The decision to issue "muster" orders for 5,000 members of the Individual Ready Reserve, or IRR, is not a prelude to a new mobilization or deployment of reservists to Iraq, an Army spokesman said. Instead it is part of a new effort to fix an IRR call-up system that failed on multiple fronts early in the Iraq war.

One problem was that the Army simply could not contact many of its IRR members; it had allowed them to ignore the requirement that they notify the Army of a change in residence. Some turned out to be deceased; others were physically unfit for duty or faced personal problems that barred them from serving.

To correct that the Army is now requiring that they show up in person for what it calls a one-day "physical muster." The idea is to ensure that when and if more IRR members are needed for Iraq or other active-duty deployments the Army will at least know which are fit for duty and where to find them.

The Army planned to announce the decision on Thursday.

Eventually all IRR members will get the order to report for screening; the first 5,000 are considered a test group.

IRR members are people who were honorably discharged after finishing their active-duty service but have not yet completed the eight-year commitment they made when they joined the Army. While in the IRR they are not required to train; they are not paid, and thus many believed they had no further active-duty obligation. Some are former officers who chose not to resign their commission and thus remained on the IRR rolls.

There are now about 78,000 members of the IRR, down from more than 110,000 three years ago.

An Army spokesman, Lt. Col. Bryan Hilferty, said the 5,000 who are receiving "muster" orders this month were picked at random, and they are not necessarily in line to get mobilized and sent to Iraq.

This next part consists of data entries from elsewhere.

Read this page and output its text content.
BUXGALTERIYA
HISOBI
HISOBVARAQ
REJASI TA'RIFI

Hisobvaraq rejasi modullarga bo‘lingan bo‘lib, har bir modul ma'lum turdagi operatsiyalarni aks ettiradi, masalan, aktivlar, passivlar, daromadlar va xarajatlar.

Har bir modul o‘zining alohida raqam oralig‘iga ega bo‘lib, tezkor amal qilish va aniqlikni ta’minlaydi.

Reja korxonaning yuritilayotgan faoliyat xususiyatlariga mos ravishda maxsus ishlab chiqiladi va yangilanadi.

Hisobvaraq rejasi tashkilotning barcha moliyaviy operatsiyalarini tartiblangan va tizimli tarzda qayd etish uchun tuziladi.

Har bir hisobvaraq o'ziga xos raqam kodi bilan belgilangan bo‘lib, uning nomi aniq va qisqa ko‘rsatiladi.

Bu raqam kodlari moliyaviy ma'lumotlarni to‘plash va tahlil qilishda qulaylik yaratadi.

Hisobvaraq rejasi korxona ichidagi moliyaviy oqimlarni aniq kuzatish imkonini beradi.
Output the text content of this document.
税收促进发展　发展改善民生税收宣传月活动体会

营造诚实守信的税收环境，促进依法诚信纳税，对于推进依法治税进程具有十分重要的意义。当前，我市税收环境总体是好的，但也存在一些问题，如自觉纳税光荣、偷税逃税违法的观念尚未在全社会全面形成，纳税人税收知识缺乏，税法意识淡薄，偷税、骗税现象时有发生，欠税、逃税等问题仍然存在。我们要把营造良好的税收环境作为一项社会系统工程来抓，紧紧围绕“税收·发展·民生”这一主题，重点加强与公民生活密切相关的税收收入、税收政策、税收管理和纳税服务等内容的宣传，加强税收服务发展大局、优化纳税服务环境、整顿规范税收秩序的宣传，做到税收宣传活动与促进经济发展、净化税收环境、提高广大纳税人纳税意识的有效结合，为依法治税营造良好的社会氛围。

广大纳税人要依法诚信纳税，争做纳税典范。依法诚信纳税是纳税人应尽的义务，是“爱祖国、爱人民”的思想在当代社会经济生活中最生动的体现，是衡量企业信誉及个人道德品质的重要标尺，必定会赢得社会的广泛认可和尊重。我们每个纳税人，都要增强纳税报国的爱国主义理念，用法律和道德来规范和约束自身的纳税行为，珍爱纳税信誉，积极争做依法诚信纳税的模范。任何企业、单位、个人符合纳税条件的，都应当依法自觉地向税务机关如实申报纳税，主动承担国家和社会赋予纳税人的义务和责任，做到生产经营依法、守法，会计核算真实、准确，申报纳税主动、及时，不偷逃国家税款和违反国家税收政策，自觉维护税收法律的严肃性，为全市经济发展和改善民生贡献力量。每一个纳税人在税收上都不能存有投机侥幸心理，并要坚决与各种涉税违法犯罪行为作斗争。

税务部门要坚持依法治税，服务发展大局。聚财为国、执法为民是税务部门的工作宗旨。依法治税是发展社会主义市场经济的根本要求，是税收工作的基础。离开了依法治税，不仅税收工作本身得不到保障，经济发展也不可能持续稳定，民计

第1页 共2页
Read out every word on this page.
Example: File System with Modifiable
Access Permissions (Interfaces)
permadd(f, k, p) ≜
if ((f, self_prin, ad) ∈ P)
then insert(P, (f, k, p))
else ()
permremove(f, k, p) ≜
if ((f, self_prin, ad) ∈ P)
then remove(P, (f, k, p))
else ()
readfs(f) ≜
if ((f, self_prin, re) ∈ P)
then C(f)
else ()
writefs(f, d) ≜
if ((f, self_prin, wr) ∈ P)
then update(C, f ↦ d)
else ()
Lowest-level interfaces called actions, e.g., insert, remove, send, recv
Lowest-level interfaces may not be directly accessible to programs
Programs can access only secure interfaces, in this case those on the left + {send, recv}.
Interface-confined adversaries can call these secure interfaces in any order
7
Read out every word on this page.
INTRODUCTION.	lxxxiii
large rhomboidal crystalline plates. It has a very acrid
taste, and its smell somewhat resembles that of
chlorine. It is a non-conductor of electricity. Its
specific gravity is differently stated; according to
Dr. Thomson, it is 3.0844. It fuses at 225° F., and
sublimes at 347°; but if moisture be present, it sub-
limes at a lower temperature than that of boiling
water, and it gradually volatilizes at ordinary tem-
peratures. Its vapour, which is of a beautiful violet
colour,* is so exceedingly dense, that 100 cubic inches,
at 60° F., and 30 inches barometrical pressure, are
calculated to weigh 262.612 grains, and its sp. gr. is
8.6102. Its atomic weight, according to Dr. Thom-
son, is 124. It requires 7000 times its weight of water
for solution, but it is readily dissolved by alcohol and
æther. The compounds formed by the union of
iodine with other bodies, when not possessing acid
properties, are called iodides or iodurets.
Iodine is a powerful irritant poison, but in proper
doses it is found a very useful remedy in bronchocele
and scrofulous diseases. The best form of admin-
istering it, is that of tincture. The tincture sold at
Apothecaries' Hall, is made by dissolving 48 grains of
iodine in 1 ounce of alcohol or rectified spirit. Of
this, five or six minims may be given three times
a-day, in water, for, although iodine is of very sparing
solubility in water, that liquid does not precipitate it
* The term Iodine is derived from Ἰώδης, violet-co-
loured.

The first 5,000 will receive orders to report to one of four reserve centers — in Tacoma, Wash.; Fort Totten, N.Y.; Fort Meade, Md.; or Los Alamitos, Calif. — and will be paid a $176 stipend once they finish the one-day process, Gall said. All 5,000 live within a 50-mile radius of one of the reserve stations, he said.

The reporting is mandatory. It will begin in mid-July and run through August.

The last time the Army required IRR members to report to a reserve station for administrative processing was 2000, according to Raymond Gall, a spokesman for the Army's Human Resources Command in St. Louis. After that the Army considered it too expensive to repeat, but the Iraq experience changed Army minds.

"The IRR pool is not in the kind of shape we would like it to be," Gall said.

Prior to the Iraq war, IRR members were rarely called to active duty — and many believed they never would be called — but when the Army found itself stretched by unexpected combat demands in Iraq in the summer of 2004 it began issuing mobilization orders. Hundreds of surprised IRR members refused to report or simply ignored their mailed mobilization orders, and the Army realized it had lost control of the situation.

About 5,700 of the approximately 10,700 IRR members who have been sent mobilization orders over the past three years requested that their mobilization date be delayed or that they be exempt from service, and nearly 90 percent of those requests were granted by the Army, according to Army figures as of March 7.

There are now about 2,000 IRR members on active duty, mostly in Iraq.